Er wurde dann in eine provisorische Einrichtung der Marine außerhalb der Stadt gebracht. Dorthin ging sein Vater einige Minuten später und wurde von einem Hauptmann darüber in Kenntnis gesetzt, dass sein Sohn festgenommen worden sei und nun verhört werde. Der Hauptmann sicherte dem Vater zu, ihn über die Situation seines Sohnes auf dem Laufenden zu halten.
Eine Stunde später traf der Vater den Militärangehörigen erneut.

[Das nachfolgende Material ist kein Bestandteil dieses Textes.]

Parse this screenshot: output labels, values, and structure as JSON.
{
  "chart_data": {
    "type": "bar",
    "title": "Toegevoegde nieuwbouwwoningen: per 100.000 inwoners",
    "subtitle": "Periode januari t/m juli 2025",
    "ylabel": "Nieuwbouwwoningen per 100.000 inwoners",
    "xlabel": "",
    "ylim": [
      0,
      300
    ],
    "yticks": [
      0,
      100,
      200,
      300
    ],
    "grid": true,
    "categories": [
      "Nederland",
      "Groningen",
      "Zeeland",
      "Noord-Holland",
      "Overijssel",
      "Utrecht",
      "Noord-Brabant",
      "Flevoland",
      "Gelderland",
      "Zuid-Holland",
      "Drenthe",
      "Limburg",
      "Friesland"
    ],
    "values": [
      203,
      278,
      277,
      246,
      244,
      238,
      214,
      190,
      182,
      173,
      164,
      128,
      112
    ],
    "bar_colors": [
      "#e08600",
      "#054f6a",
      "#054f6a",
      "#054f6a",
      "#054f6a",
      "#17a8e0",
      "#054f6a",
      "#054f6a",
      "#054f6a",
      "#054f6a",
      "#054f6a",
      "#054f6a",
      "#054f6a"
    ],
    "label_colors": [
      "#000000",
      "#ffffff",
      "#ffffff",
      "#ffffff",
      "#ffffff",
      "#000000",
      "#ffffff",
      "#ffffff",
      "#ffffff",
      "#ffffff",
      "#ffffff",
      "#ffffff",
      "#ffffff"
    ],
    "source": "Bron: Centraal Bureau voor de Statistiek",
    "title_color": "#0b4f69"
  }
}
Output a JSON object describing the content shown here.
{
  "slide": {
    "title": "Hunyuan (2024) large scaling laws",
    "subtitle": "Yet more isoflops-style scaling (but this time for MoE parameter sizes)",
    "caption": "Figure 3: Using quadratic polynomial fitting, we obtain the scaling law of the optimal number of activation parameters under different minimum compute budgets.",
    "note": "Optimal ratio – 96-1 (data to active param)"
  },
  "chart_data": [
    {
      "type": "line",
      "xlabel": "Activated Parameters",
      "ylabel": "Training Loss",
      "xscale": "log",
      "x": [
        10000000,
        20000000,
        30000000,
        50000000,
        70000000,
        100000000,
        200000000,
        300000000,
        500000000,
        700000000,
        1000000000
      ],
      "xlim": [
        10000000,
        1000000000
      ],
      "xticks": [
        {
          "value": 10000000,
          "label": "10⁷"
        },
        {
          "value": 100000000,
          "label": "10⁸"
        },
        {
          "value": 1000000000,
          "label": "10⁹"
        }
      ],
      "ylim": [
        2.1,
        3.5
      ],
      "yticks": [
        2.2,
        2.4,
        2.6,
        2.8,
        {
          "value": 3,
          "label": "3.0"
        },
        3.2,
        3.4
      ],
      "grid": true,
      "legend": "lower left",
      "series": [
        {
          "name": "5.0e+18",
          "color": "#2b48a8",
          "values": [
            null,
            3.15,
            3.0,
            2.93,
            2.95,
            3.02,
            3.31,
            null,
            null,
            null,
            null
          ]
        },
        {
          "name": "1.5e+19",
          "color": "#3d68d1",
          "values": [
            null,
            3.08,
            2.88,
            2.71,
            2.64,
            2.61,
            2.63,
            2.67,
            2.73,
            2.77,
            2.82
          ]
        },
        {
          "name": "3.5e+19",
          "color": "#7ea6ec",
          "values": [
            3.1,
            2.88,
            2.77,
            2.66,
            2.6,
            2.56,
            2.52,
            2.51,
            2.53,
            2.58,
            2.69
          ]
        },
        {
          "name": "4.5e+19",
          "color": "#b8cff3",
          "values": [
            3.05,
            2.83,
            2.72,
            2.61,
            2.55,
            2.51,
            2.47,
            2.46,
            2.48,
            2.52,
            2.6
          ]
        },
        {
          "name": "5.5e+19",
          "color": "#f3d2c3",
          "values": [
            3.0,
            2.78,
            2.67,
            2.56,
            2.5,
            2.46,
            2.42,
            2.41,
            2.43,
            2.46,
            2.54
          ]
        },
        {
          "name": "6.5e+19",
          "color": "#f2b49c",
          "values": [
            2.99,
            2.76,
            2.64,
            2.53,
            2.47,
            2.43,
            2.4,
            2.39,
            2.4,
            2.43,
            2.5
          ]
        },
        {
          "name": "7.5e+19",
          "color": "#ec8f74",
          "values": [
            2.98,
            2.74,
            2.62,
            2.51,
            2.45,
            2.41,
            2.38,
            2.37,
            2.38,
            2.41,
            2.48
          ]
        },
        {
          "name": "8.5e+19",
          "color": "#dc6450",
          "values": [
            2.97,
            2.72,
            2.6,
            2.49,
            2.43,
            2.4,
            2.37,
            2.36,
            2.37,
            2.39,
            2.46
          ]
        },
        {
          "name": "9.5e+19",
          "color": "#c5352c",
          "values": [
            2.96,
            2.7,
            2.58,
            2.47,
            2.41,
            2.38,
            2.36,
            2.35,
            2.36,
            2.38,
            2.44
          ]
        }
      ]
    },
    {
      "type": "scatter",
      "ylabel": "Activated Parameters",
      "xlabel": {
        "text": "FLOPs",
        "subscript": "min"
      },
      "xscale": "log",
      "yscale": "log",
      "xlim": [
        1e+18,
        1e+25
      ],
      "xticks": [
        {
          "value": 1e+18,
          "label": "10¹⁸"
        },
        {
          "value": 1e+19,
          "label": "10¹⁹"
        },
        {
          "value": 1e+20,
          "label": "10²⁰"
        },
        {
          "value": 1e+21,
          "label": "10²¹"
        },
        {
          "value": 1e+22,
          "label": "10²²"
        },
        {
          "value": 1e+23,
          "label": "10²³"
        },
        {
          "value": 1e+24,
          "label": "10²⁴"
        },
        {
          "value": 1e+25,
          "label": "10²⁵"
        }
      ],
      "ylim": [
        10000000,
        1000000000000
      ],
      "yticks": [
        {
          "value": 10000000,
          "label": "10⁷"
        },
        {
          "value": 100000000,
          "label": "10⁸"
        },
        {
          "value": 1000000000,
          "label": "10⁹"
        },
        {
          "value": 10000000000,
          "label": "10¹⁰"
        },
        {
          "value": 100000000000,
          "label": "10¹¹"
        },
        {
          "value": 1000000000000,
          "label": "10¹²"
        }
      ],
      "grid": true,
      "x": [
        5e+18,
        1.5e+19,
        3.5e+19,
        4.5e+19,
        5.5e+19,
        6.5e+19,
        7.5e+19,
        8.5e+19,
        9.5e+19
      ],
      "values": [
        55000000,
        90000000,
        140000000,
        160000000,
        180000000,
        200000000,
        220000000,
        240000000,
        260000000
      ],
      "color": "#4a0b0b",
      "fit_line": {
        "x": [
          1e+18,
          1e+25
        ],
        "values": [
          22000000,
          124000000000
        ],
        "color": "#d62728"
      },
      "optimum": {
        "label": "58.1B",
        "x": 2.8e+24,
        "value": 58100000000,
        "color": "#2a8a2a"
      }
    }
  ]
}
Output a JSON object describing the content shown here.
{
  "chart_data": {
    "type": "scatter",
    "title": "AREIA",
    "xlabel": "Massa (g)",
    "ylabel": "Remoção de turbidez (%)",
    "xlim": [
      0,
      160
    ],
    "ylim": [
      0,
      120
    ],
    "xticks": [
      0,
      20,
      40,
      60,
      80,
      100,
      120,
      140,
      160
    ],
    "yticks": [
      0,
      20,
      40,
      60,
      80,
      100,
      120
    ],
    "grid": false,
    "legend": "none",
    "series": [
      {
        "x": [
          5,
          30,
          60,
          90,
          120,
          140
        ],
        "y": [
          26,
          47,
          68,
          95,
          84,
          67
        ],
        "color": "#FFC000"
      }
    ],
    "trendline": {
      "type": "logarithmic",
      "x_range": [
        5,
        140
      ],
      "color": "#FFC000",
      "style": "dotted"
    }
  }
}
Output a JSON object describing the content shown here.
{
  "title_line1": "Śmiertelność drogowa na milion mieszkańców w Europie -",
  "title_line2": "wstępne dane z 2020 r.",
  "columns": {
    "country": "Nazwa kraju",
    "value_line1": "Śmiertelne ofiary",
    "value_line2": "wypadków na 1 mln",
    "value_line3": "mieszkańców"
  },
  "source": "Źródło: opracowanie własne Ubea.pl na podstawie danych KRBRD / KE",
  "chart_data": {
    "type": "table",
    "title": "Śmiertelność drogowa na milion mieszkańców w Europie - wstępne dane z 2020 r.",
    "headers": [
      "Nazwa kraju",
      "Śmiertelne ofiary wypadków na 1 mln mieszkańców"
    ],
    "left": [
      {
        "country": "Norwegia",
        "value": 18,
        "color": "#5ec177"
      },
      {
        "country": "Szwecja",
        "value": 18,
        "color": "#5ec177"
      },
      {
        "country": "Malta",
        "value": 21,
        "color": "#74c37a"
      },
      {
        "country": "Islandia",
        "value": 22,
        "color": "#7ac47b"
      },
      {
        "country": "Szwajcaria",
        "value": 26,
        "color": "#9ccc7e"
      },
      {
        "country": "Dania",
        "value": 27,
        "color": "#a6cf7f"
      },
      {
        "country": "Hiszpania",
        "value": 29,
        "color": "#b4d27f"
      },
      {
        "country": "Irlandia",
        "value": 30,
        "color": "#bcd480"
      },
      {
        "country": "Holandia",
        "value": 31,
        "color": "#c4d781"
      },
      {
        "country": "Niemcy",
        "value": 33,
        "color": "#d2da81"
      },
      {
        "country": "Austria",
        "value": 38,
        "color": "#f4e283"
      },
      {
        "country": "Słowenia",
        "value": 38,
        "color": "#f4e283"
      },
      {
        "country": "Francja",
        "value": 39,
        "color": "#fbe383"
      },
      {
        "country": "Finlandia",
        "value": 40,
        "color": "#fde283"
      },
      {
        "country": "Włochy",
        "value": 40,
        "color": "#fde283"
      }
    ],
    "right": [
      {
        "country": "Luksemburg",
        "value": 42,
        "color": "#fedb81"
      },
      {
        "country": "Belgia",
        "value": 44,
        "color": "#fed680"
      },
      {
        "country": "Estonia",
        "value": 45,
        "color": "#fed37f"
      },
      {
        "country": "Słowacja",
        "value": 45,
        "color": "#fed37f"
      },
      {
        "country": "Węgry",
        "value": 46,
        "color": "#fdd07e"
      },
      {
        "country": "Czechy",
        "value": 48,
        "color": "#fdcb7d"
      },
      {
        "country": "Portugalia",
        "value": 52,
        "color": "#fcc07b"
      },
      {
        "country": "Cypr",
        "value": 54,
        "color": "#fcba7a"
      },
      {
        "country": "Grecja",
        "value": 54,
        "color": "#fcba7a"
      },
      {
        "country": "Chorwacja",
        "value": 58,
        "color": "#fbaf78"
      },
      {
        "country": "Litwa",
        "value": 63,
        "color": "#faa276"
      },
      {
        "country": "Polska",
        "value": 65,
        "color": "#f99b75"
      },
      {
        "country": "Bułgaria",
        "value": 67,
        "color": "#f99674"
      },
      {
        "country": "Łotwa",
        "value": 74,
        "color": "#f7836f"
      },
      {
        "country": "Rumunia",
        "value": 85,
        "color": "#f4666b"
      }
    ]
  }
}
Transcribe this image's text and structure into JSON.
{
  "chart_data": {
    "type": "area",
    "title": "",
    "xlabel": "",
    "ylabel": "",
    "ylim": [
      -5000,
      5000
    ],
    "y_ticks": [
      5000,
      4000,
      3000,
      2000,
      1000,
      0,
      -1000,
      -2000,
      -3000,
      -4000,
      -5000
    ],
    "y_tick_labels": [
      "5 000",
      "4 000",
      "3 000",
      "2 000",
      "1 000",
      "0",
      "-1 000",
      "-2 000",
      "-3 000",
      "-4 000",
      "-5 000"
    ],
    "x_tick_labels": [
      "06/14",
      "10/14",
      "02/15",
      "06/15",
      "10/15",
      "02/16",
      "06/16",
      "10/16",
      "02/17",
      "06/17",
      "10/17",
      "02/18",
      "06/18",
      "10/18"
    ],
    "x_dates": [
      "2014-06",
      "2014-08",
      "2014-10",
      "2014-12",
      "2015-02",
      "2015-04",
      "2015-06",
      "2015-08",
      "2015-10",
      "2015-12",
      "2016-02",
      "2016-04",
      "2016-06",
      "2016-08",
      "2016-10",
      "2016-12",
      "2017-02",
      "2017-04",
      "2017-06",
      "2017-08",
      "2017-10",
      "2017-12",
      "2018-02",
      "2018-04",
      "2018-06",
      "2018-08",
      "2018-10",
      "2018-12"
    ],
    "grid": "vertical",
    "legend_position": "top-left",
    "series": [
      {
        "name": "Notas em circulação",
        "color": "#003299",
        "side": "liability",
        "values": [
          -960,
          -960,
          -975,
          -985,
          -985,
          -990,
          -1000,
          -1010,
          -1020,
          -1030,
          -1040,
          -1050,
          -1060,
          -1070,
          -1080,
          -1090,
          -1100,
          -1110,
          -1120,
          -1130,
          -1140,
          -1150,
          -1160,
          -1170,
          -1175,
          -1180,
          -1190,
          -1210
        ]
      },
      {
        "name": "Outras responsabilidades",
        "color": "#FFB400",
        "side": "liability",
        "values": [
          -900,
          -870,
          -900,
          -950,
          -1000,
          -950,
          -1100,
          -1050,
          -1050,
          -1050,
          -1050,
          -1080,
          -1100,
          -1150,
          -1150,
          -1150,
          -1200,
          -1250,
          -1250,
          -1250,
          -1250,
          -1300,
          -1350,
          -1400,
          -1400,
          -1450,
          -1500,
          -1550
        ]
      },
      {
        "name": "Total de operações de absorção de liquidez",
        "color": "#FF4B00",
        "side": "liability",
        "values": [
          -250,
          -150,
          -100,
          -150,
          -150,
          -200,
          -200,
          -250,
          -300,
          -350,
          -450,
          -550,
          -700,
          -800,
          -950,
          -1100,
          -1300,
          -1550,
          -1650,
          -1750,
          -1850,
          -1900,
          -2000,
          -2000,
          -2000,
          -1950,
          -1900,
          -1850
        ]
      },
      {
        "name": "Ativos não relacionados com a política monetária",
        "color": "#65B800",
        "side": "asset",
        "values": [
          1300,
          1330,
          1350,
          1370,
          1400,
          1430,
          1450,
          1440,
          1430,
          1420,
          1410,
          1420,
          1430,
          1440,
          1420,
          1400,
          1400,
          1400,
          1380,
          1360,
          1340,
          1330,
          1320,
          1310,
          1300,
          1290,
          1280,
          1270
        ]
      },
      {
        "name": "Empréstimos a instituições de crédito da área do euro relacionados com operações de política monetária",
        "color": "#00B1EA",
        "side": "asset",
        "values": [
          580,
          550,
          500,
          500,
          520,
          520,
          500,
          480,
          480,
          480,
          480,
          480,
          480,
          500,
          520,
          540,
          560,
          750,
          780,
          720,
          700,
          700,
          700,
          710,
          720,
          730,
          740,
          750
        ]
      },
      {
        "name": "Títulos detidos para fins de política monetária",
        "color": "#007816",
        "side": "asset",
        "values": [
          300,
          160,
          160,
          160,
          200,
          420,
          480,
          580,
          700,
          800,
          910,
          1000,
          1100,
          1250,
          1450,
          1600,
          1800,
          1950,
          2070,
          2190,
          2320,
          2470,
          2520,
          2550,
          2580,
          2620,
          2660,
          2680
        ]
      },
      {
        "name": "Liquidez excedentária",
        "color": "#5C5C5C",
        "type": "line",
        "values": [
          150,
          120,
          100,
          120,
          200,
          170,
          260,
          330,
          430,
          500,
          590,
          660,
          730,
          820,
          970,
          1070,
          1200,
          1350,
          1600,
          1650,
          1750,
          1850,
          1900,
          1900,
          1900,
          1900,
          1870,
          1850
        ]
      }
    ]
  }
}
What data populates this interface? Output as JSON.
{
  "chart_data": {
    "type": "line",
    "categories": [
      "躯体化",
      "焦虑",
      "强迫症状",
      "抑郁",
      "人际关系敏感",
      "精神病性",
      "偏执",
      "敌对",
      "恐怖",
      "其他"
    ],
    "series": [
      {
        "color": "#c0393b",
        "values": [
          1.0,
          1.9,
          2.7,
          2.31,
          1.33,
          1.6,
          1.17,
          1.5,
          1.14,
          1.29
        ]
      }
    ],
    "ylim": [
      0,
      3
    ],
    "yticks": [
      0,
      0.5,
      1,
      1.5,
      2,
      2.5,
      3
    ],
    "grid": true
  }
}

Diesmal bestritt der Hauptmann die Festnahme von Armando del Bosque und lehnte es ab, dem Vater weitere Informationen zu geben.
Familienangehörige von Armando del Bosque haben bei der Generalstaatsanwaltschaft und der staatlichen Menschenrechtskommission Anzeige erstattet, die durch Angaben von vier AugenzeugInnen gestützt wird. Es gibt keine Beweise dafür, dass eine wirksame Suche nach Armando del Bosque bzw. eine Untersuchung seines mutmaßlichen Verschwindenlassens eingeleitet wurde.